Prasad explained that he doesnt really care much for the caste system, and that it has virtually no significance in his life in Hyderabad, but when he goes home to visit his village he follows the system, "More for my parents sake", he said
A walk through the village with his father later in the day showed us why it was important for Prasad to preserve the tradition in his eyes. The respect shown to his father was like that of a pupil towards a teacher (at least back in the day). No one called him by name. Villagers passing by referred to him as Saab.
Prasads father greeted us at the door to their simple home upon arrival. Dried mango leaves hung from wires above all the entrances an old superstition (a good omen) with recent scientific support (look this up later!!! Something related to bacteria)
Prasad then introduced us to his mother, cousin, and his fathers right hand man. His mom prepared us an amazing breakfast - the softest chapattis I had ever had, curried eggplant, Mutti, and a killer daal. Every ingredient 100 fresh and direct from their farm (a.k.a. their backyard).
After lunch we got a tour of the farm and all the crops they grow - eggplant, cauliflower, kakri, tomatoes, rice, lentils, mangoes, custard apples, green chilies and more. In total, this agriculturally dependant family owned ~20 acres of land passed down from generation to generation We got up close and personal with his buffalo, saw the oxen, as well as their guard dog that wouldnt stop barking at us.
After returning to his house we ate again. It seems thats all one does in India. I asked where the washroom was and he showed me to a walled off, open-air area outside with a small elevated hole in the ground. Below was a trench; a latrine of sorts. A group of children watched and pointed from the adjacent street as I releived myself...For a second I wondered if I was doing it wrong.

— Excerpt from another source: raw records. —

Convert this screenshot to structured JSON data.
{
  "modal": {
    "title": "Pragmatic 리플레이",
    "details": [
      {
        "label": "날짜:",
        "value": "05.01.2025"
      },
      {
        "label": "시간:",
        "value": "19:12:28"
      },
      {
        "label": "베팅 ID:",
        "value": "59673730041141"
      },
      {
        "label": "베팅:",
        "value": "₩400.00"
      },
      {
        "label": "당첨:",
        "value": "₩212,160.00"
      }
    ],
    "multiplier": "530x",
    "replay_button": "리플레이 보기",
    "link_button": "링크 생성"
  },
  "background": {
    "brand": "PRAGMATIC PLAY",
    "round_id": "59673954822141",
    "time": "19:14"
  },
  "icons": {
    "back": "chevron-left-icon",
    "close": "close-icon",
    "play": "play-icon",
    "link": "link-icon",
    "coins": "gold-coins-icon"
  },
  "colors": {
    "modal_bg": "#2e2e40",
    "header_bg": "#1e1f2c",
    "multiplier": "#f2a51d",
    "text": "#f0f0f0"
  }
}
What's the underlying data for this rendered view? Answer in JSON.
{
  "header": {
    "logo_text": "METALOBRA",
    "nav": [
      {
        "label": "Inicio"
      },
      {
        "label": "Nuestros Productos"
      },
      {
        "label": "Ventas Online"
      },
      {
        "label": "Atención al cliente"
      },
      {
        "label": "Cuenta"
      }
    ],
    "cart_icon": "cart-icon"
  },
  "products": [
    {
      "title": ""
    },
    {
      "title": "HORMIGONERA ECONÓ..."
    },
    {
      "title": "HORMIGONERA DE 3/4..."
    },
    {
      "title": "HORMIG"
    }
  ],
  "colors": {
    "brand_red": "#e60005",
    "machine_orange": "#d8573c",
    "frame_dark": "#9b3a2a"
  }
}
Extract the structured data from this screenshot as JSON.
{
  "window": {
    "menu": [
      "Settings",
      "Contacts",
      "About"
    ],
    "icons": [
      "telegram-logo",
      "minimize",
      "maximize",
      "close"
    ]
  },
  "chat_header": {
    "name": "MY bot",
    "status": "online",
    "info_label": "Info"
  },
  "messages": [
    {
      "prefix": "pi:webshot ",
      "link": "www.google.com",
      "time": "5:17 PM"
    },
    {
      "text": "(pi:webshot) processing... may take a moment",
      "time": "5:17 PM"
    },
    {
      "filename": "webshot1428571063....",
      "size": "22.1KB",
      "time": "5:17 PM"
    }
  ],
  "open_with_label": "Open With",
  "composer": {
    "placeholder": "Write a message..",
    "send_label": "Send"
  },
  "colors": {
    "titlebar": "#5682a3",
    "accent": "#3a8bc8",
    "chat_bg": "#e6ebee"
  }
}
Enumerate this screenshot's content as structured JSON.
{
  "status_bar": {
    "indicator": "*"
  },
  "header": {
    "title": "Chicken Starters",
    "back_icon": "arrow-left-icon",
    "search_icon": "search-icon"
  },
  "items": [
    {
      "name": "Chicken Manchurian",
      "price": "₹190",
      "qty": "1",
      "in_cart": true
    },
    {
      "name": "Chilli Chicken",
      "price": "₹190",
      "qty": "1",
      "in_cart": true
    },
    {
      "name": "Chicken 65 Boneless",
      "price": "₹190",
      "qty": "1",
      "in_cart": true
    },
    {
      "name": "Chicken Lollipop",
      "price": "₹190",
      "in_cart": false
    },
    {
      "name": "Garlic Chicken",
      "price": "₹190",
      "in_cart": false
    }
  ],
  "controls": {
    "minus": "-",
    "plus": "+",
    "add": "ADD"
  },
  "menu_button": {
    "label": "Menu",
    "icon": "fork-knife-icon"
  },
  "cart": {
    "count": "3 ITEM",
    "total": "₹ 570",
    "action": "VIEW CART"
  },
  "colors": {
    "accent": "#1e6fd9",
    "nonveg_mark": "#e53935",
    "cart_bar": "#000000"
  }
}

Lunch was delicious, and topped off with a giant papaya and mango grown on the farm. Both were ripened to perfection, the juices dripped from our mouths as we bit into the soft orange fruits - the mango, as usual, was a success, the papaya did not impress Jenna or Dave. It wasn't the sweetest of papayas and it is somewhat of an acquired taste. Served best with freshly squeezed lemon and some black pepper (moms way of serving it).
After saying our goodbyes and heart felt thankyous, we headed back to Hyderabad in time to reach by late afternoon. We decided to visit Golconda Fort considering this was our second last weekend in Hyderabad. This is one of the must sees of the city .
This majestic monument lies on the western outskirts of the city less than 10 minutes from Kismatpur campus (where we were staying). It speaks of a great cultural heritage of 400 years and is regarded as Hyderabads main attraction. Built by Mohammed Quli Qutub Shah in 1525, it stands as the epitome of Nawabi culture and grandeur. It exemplifies the power and lifestyles of the Maharajas of Indias rich history.
"Shepherd's Hill" or "Golla Konda", as it was popularly known in Telugu, has an interesting story behind it. One fine day, on the rocky hill called 'Mangalavaram', a shepherd boy came across an idol. This was conveyed to the Kakatiya king, who was ruling at that time. The king had a mud fort constructed around the holy spot. Over a period of time this lowly construction was expanded by the Qutub Shahi kings into a massive fort of granite, which has been a silent witness to many historic events.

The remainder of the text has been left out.